JANGAN GANGGU AKU!!!”, bentak putranya.
“Astaghfirullah,
nyebut, Le…nyebut!!!”
“DIIIIIIIIIIAAAAAAAAAAAAAAAAAAMMMM!!!!”
Berlinanglah
air mata sang ibu saat putranya membentak semakin keras disertai suara bantingan
barang-barang. Sang ibu berlalu dengan isak tangis dan rasa khawatir akan
putranya.
Firmansyah
Aji Saputro, ya, begitulah nama putra wanita paruh baya itu. Firman tak pernah
memperlakukan ibunya seperti itu semenjak ayahnya berpulang 5 tahun lalu, dia
selalu bersikap sopan dan lembut pada ibunya. Entah apa yang membuat dia
bersikap layaknya badai hingga sang ibu meneteskan air mata.
Wanita
itu menuju kamarnya dengan isak tangis yang masih tersisa sambil mengusap
butiran air matanya. Wanita itu bergumam…
“Ya
Allah, ada apa dengan putraku?”
“Kenapa
dia sampai hati membentakku?”
“Masalah
apa yang sedang dialaminya hingga membuat dia durhaka padaku?”
“Astaghfirullahaladhim…”
Pertanyaan-pertanyaan
itulah yang berputar-putar di fikirannya dan itu membuat air matanya deras
membasahi wajahnya.
Sayup-sayup
terdengar adzan Dhuhur dari Musholla An-Nur yang berjarak 300 M dari rumah
mungil wanita itu. Dia kemudian bangkit dari tempat tidurnya dan kembali
mengusap air matanya. Dengan mengucap Basmallah, dia mencoba menegarkan diri
dan bergegas mengambil wudhu untuk segera menunaikan kewajiban.
Sedangkan
di dalam kamarnya, Firman masih stress dengan kejadian yang baru dia lihat.
“Perempuan
murahan!!! Kenapa dulu aku bisa tertarik padamu….SIALAN!!!! dasar perempuan tak
tahu diri!!!!”, geramnya sambil menghantam tembok hingga tak terasa darah
mengucur dari tanganya.
“Fir,
Firman…sholat dulu, Nak, udah Dhuhur!!!”, panggil ibunya mengingatkan disertai
ketokan pintu.
Namun
tak ada jawaban dari dalam kamar putranya.
“Fir,
jangan lupa sholat, Nak!!!”, ulangnya.
Karena
tetap tak ada jawaban maka berlalulah sang ibu dan menuju dapur mempersiapkan
makan siang untuk anaknya, Firman.
Tak
lama kemudian Firman keluar dari kamarnya dengan kepala tertunduk dan tak mau
menoleh pada ibunya. Dia segera mengambil wudhu dan sholat Dhuhur. Dalam
sholatnya dia meneteskan air mata hingga usai pun air matanya masih membasahi
pipinya dan dalam doa dia memohon ampun pada Sang Maha Kuasa.
“Ya
Allah, apa yang telah hamba lakukan pada ibu… hamba telah membentak ibu…

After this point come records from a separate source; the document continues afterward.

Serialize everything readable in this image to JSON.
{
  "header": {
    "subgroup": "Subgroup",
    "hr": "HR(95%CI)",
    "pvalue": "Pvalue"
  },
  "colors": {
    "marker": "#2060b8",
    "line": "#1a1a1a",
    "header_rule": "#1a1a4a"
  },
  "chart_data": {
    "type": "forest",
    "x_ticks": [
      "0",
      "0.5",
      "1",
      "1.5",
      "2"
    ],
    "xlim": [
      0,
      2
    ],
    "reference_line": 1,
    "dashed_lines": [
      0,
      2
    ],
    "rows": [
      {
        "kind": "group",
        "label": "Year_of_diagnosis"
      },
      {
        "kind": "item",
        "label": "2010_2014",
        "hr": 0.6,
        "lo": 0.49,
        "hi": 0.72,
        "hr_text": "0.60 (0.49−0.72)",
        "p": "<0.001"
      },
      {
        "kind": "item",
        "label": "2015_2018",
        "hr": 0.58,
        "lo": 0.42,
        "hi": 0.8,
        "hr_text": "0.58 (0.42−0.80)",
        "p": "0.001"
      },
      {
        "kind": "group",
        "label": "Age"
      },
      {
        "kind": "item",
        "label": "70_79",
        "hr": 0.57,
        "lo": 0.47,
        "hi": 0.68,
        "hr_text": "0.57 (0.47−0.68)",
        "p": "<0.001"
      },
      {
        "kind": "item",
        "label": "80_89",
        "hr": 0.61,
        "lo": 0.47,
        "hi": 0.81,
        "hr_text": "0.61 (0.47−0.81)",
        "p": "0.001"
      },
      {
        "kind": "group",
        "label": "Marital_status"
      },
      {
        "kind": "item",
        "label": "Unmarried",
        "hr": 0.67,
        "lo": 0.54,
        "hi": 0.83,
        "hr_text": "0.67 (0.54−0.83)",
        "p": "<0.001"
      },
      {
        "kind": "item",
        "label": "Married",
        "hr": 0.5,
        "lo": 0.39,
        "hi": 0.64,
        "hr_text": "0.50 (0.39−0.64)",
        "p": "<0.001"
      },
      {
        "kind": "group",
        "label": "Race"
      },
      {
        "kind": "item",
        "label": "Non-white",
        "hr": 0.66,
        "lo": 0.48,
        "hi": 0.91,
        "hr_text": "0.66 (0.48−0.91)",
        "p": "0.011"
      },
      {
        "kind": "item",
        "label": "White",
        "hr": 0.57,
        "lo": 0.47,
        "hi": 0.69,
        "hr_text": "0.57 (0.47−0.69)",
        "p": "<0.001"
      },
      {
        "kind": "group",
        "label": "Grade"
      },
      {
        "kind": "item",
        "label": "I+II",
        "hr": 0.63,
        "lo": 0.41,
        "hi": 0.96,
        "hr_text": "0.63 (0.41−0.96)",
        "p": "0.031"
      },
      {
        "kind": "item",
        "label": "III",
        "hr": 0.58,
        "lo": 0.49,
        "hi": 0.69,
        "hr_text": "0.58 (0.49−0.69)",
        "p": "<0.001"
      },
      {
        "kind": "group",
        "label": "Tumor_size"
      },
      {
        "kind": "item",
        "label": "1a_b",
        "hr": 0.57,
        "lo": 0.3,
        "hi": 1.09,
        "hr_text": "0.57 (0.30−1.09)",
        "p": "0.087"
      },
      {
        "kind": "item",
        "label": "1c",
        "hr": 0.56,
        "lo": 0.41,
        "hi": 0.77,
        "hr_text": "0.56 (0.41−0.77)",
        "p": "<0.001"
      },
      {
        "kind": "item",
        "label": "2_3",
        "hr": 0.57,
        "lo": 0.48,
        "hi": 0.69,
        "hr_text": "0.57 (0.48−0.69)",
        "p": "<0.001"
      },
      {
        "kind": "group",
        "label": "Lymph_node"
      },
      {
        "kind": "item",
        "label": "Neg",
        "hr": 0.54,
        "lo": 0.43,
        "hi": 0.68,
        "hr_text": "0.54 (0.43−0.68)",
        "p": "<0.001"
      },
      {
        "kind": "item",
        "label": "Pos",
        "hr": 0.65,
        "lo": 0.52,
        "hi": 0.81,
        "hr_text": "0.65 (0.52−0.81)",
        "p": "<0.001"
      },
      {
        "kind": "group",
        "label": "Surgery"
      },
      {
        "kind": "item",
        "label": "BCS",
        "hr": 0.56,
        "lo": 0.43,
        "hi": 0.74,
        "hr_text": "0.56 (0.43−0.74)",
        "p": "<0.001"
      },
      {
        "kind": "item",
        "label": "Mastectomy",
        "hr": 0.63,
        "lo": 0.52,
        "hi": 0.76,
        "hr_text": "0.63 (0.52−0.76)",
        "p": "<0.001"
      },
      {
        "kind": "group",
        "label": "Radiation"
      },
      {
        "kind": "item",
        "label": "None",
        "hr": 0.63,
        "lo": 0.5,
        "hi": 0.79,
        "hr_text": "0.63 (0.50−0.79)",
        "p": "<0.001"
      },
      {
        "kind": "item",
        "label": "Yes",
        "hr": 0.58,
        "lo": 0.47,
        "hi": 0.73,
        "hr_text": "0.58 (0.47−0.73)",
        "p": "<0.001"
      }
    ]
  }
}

astaghfirullah… hanya karena seorang perempuan hamba berani pada ibu… ya Allah,
ampuni hamba ya Allah… sungguh sangat durhaka hambamu ini…
astaghfirullahaladhim…”, begitulah penyesalannya hingga dia kembali bersujud
memohonkan ampun pada-Nya.
Kemudian
dia bangkit dan menghampiri ibunya yang telah menunggunya untuk makan bersama.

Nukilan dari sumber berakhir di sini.